4. Preheat the oven to 400 degrees with the rack in the middle position. Take the pastry circles out of the refrigerator and set up a work space with the pastry, the meat filling, the egg wash with a brush, the cold butter, and a lightly floured space on which to lay the pastry. Have a large rimmed baking sheet lined with a sheet of parchment nearby (depending on the size of your baking sheets, you may need a second one to accommodate all the pasties.)

Put the filling in the middle of each pastry circle

Crimp the edges by rolling them inward, bit by bit

Finished Cornish Pasty should resemble a letter D.

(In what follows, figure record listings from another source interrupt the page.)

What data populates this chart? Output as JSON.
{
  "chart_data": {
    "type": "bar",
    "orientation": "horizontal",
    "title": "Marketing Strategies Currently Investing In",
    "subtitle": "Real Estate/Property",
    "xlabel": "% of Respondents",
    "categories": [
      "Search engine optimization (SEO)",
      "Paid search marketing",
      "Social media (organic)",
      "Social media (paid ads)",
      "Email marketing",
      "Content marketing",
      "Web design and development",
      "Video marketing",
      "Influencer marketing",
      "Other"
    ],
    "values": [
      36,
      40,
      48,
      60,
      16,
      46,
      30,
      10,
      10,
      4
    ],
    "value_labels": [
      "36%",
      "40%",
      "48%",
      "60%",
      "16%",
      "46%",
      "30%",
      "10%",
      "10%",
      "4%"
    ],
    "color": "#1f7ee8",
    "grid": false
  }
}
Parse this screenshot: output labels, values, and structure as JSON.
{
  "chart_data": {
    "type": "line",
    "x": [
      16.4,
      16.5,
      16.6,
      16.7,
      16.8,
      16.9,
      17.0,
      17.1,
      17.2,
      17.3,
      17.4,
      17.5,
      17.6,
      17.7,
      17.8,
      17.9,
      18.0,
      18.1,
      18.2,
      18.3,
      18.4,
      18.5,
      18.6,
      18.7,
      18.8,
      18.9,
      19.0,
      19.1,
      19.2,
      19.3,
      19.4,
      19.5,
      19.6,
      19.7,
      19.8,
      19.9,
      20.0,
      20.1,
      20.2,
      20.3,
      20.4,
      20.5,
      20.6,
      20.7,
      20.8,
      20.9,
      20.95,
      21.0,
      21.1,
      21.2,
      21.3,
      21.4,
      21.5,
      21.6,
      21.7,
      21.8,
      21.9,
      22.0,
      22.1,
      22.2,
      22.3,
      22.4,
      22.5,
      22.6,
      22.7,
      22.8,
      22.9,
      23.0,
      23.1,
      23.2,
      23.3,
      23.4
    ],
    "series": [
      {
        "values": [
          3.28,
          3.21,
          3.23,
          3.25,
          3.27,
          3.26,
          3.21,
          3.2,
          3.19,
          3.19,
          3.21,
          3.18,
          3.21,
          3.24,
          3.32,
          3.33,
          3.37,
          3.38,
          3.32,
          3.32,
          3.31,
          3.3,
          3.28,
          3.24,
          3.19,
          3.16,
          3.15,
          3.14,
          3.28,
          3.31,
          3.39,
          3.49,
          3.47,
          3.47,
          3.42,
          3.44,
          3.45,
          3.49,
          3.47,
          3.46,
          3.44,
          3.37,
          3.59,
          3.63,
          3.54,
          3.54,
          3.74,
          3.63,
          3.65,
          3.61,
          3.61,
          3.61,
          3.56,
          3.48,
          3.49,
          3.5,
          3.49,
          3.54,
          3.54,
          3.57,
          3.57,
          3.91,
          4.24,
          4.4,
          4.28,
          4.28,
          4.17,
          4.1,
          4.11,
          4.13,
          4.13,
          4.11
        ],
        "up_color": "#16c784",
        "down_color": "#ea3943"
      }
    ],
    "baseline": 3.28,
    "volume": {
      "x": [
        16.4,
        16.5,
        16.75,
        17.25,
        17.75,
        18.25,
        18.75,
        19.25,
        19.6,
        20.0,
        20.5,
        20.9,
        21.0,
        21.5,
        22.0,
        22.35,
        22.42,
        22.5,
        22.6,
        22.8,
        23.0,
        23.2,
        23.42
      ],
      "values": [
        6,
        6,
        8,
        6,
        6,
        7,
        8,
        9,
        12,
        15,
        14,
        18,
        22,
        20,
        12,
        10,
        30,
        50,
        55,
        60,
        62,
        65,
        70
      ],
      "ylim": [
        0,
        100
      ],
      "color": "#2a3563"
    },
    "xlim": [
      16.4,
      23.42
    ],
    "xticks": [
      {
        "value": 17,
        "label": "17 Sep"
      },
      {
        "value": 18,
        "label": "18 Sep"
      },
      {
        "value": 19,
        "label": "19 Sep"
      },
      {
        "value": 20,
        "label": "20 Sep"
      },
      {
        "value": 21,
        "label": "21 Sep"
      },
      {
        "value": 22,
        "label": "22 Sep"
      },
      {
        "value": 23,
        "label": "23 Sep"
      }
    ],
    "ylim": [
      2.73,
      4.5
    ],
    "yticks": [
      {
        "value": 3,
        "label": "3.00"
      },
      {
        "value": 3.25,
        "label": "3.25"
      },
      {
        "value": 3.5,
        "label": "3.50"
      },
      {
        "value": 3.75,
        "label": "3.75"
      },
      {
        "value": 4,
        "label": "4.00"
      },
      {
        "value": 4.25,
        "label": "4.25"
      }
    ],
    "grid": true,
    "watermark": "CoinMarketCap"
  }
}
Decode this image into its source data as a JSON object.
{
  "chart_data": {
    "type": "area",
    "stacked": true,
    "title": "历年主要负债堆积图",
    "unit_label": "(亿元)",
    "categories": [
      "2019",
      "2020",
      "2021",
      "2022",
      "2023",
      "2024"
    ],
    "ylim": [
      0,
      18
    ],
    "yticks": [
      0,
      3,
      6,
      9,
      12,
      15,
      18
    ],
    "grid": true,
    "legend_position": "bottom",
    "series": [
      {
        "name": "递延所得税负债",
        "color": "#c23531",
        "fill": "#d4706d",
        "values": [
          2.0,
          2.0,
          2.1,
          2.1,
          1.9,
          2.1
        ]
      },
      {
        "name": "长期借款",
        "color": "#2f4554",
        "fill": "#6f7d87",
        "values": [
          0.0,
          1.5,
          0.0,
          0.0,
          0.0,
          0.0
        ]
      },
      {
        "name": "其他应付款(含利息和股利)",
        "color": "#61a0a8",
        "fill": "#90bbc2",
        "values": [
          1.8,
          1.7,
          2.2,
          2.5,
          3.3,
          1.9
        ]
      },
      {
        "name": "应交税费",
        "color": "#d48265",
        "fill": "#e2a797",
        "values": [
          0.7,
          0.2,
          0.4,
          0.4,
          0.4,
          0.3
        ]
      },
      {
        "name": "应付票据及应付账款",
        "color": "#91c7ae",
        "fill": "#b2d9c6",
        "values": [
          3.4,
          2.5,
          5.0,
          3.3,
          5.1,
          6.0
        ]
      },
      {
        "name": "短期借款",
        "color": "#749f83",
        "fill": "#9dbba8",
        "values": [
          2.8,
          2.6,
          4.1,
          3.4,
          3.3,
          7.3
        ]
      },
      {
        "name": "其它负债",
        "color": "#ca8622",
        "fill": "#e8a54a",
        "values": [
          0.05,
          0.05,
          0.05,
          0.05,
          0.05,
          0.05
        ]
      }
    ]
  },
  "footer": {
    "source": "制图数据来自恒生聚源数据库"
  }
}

5. Lay one pastry circle on the lightly floured surface. Put about 3/4 cup of meat mixture (less if your circle is less than 9 inches in diameter) in the middle of the pastry circle, with a portion of butter on top. Keeping the mixture roughly in its place, carefully lift one edge of the circle up over the filling, to align with the far edge. Beginning at one corner of the curve, roll small portions inward, toward the center of the pasty, bit by bit, working your way around the curved edge and ending at the other corner. Fold the final bit directly in toward the center of the pasty. When you are finished, the pasty should look like a large letter D. Carefully transfer the pasty to the parchment-lined baking sheet and repeat with the other pastry circles.

Brushed with egg wash and marked with initials - these Cornish Pasties are ready for the oven.

6. Brush all the pasties with egg wash. If marking pasties with initials, roll the pastry scraps together and use a cookie cutter or paring knife to quickly cut out letters. Lay each letter on a pasty and brush with more egg wash.

7. Bake for 45-60 minutes, until the top is golden brown and the insides are bubbly (you won't be able to see this of course, but you can listen for sizzling sounds). Serve hot.